- Ray Barone: [Ally runs into the room, giggling and carrying a big, black marker] Hey, where you going? What do you got there?
- Ally Barone: Mommy's pen.
- Debra Barone: Oh, whoa. That's my laundry marker! Honey, have you been drawing on the walls again?
- Ally Barone: [innocently] No I drew on Geoffrey.
- Debra Barone: You...
- Ray Barone: Oh.
- [She goes into the kitchen]
- Ray Barone: You drew on Geoffrey?
- Ally Barone: He asked me to.
- Debra Barone: Oh, my God.
- [Debra re-enters the living room carrying Geoffrey. Under his nose is black toothbrush mustache]
- Debra Barone: Bad news for Europe, Ray.
- Ray Barone: Just relax, all right? Just relax, I'll take care of it.
- [He grabs a tissue and starts wiping Geoffrey's face]

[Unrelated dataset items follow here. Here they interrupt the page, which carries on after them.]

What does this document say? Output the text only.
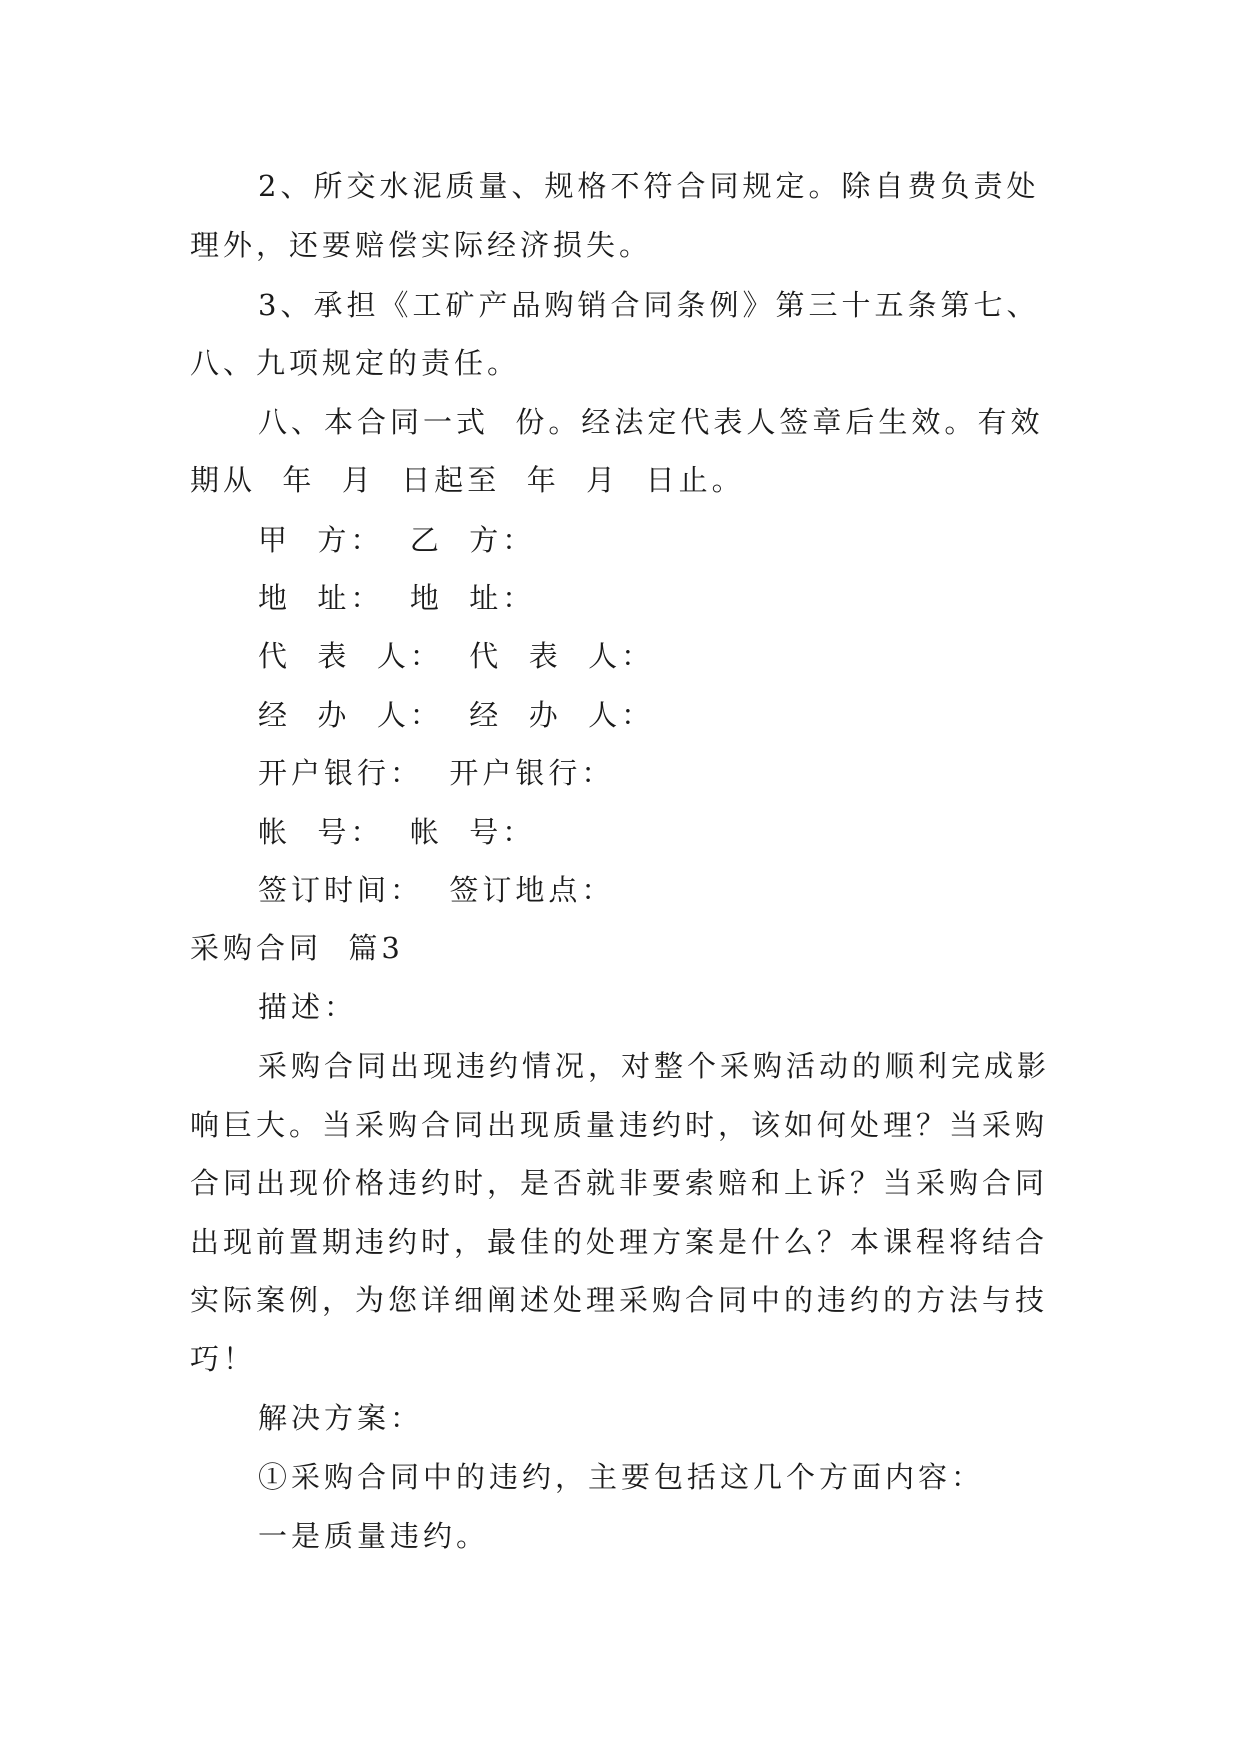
2、所交水泥质量、规格不符合同规定。除自费负责处
理外，还要赔偿实际经济损失。
3、承担《工矿产品购销合同条例》第三十五条第七、
八、九项规定的责任。
八、本合同一式  份。经法定代表人签章后生效。有效
期从  年  月  日起至  年  月  日止。
甲  方：  乙  方：
地  址：  地  址：
代  表  人：  代  表  人：
经  办  人：  经  办  人：
开户银行：  开户银行：
帐  号：  帐  号：
签订时间：  签订地点：
采购合同  篇3
描述：
采购合同出现违约情况，对整个采购活动的顺利完成影
响巨大。当采购合同出现质量违约时，该如何处理？当采购
合同出现价格违约时，是否就非要索赔和上诉？当采购合同
出现前置期违约时，最佳的处理方案是什么？本课程将结合
实际案例，为您详细阐述处理采购合同中的违约的方法与技
巧！
解决方案：
①采购合同中的违约，主要包括这几个方面内容：
一是质量违约。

- Ray Barone: It's coming off. It's coming off. It's not coming off!
- Robert Barone: [at the funeral] Bride's side or groom's side?
- [Ray silently stares at him]
- Robert Barone: I'm lightening the mood
- Debra Barone: I forgive you too, Aunt Alda
- Aunt Alda: For what, dear?
- Debra Barone: You know, the wedding.
- Aunt Alda: What do you mean, dear?
- Ray Barone: Oh, Debra, Debra.
- Debra Barone: All those complaints about where you wear seated, and nobody dancing, everybody going home early.
- Aunt Alda: Oh, that was because of the cheap food!
- Marie Barone: You never even sent a gift!
- Aunt Alda: My gift was that I came at all.
- Marie Barone: What kind of horse's ass gift is that?
- Aunt Alda: You'd be lucky to have a horse's ass.
- Frank Barone: You know your front door is locked?
- Ray Barone: Yeah. We thought it would keep out the bad people.